Assistant Secretary of Labor for Congressional and Intergovernmental Affairs
- In office January 2, 2018 – January 15, 2019
- President: Donald Trump

Personal details
- Born: Missoula, Montana
- Spouse: David P. McGuire
- Children: 2

= Katherine Brunett McGuire =

American political aide and government official

Katherine Brunett McGuire is an American political aide and government official who served as the Assistant Secretary of Labor for Congressional and Intergovernmental Affairs.

== Career ==
In September 2017 McGuire was nominated as Assistant Secretary for Congressional and Intergovernmental Affairs at the Labor Department. Her nomination passed the Senate by voice on December 21, 2017. She resigned from her position on January 15, 2019.

Prior to her confirmation, she was the chief of staff to U.S. Representative Randy Hultgren. McGuire previously served as staff director of the United States Senate Committee on Health, Education, Labor and Pensions under Mike Enzi. She also served as Enzi's legislative director and as staff director of the United States Senate Committee on Banking, Housing, and Urban Affairs. She has held posts with Alan K. Simpson and Richard Lugar. McGuire's private sector experience includes leading BSA (The Software Alliance)'s global public policy and government relations division as vice president.

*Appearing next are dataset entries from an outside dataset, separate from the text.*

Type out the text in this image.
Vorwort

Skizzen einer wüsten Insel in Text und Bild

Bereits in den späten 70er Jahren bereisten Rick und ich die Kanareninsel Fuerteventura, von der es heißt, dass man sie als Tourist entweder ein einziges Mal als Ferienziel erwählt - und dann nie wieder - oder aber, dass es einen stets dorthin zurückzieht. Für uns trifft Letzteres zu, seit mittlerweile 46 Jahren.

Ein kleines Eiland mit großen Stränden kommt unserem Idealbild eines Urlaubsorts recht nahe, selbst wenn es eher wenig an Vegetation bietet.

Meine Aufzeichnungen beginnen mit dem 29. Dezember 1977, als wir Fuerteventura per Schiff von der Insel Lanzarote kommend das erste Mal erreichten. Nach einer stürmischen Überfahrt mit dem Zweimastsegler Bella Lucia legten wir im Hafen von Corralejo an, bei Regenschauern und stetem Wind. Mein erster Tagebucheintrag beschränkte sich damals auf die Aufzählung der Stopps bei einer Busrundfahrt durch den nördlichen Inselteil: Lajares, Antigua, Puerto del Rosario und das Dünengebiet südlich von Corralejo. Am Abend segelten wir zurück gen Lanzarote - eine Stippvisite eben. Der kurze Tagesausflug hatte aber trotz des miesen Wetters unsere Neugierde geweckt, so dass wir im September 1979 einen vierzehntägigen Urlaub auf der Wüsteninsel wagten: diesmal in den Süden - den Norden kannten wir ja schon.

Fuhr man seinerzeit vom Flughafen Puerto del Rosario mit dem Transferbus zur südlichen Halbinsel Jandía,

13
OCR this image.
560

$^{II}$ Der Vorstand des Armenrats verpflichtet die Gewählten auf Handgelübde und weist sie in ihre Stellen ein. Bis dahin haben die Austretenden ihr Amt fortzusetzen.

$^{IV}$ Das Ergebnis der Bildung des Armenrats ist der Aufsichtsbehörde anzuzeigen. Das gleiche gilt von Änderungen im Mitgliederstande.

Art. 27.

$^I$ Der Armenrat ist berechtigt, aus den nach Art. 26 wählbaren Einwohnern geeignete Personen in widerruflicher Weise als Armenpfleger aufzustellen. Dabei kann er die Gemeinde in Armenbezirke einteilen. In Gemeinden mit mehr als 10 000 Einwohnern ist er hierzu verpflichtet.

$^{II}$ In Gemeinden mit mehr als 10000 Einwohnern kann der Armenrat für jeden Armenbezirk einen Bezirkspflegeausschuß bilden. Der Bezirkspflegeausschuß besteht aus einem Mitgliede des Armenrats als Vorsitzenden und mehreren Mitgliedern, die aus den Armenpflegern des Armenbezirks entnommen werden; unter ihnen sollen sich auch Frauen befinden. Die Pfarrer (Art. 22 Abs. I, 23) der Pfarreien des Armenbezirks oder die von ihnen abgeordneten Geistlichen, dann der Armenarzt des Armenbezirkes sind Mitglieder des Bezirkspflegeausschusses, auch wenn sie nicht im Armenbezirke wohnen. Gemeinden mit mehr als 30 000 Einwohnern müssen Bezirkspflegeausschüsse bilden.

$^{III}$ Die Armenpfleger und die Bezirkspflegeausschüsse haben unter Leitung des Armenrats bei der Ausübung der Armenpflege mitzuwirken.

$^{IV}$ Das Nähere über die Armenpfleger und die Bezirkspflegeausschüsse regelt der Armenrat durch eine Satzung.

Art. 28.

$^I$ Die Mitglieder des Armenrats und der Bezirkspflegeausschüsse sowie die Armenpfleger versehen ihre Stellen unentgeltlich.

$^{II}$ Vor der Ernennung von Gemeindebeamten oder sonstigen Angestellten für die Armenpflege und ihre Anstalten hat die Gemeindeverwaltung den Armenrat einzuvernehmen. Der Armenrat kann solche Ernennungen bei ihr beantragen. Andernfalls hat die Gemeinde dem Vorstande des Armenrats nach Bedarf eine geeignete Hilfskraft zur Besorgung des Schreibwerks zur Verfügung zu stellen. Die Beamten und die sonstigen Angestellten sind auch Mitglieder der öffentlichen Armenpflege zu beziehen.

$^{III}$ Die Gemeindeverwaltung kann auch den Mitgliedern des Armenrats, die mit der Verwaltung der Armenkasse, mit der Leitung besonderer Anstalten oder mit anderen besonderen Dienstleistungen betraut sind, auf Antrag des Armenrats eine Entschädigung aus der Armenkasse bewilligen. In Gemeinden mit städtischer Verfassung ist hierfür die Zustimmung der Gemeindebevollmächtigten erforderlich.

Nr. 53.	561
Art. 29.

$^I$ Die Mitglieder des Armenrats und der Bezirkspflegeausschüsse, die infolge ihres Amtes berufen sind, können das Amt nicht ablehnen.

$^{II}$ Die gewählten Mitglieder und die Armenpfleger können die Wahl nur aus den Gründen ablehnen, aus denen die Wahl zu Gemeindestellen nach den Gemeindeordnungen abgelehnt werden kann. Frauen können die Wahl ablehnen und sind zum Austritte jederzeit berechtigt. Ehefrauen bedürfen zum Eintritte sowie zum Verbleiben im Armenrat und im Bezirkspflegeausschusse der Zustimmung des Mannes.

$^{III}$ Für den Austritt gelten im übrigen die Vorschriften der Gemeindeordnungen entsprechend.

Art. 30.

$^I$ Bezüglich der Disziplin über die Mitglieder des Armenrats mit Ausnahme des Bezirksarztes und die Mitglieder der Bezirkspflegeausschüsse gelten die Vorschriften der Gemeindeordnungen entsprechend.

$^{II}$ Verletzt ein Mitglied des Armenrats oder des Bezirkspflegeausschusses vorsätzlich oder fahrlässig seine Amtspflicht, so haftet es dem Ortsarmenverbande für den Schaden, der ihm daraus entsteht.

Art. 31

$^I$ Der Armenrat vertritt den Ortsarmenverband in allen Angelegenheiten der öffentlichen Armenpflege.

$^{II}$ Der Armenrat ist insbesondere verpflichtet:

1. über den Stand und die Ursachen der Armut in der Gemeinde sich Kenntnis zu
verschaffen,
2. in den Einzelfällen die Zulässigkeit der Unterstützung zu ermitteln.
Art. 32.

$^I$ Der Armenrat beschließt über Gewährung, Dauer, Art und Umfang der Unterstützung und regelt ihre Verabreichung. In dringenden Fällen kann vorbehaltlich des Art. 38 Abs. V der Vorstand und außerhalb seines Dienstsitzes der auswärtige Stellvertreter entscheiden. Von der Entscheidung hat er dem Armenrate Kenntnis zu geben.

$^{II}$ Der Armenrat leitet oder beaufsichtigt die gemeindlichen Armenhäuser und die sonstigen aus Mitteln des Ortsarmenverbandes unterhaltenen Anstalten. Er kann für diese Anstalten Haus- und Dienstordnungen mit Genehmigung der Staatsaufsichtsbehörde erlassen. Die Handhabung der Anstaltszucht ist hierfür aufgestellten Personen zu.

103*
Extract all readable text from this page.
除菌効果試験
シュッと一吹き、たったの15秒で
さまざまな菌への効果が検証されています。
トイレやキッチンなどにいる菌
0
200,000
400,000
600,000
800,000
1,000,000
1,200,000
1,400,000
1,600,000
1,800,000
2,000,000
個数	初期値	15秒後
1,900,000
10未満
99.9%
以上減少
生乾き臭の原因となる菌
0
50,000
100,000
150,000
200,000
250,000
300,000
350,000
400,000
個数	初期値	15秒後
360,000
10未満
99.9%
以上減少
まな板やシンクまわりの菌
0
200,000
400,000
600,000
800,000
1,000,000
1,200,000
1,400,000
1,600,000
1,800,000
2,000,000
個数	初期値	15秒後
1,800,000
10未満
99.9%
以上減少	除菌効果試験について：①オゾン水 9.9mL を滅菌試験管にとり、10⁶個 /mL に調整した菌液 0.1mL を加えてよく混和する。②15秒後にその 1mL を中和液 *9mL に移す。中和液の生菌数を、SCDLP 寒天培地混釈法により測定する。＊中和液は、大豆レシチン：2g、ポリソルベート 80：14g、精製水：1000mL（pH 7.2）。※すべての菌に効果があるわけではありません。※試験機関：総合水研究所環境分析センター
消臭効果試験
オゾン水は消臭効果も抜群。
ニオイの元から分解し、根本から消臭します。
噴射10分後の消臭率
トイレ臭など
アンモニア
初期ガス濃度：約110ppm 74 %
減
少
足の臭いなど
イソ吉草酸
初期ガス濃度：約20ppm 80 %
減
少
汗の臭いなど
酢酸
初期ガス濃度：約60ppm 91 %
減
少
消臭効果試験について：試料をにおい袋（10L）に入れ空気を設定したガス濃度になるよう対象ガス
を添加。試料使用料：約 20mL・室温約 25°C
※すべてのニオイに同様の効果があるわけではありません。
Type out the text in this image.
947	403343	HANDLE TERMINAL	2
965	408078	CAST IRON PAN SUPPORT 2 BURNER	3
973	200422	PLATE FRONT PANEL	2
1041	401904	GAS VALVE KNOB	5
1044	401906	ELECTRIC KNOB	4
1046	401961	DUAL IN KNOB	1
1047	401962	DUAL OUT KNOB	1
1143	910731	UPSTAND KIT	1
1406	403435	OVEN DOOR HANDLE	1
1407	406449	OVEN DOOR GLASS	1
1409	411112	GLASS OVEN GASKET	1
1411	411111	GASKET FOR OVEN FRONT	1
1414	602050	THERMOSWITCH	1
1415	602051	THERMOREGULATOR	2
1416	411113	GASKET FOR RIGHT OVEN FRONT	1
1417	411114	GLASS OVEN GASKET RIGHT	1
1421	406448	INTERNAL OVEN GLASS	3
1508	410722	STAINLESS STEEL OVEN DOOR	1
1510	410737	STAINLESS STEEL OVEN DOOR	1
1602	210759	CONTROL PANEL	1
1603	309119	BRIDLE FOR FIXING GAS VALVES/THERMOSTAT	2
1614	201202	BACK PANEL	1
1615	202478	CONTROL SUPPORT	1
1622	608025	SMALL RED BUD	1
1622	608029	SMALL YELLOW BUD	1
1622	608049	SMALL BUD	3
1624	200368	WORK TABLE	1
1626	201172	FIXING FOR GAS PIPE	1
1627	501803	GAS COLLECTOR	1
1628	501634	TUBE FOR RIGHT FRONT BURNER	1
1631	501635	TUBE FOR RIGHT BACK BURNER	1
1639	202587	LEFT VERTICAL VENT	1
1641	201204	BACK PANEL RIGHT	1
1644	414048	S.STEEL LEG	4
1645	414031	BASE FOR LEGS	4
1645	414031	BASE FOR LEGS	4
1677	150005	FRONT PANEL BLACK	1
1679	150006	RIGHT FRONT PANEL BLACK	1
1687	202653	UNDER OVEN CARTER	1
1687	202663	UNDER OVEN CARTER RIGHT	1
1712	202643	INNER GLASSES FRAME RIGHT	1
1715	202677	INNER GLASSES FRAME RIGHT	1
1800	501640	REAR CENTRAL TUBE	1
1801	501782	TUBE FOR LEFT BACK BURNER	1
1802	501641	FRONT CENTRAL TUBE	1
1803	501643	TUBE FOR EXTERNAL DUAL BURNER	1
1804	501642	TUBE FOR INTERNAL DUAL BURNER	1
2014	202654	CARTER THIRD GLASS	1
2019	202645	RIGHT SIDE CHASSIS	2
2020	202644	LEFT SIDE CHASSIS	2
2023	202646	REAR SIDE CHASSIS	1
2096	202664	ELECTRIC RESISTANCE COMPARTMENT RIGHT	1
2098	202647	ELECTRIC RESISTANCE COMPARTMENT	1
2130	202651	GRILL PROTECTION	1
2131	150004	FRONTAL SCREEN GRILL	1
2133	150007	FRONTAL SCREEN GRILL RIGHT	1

In January 2019, the American Psychological Association announced McGuire's appointment as its first Chief Advocacy Officer.

== Education ==
McGuire holds a bachelor's degree in agricultural economics and international development and master's degree in economics from the University of Wyoming. She also received a certificate in executive leadership from the John F. Kennedy School of Government at Harvard University.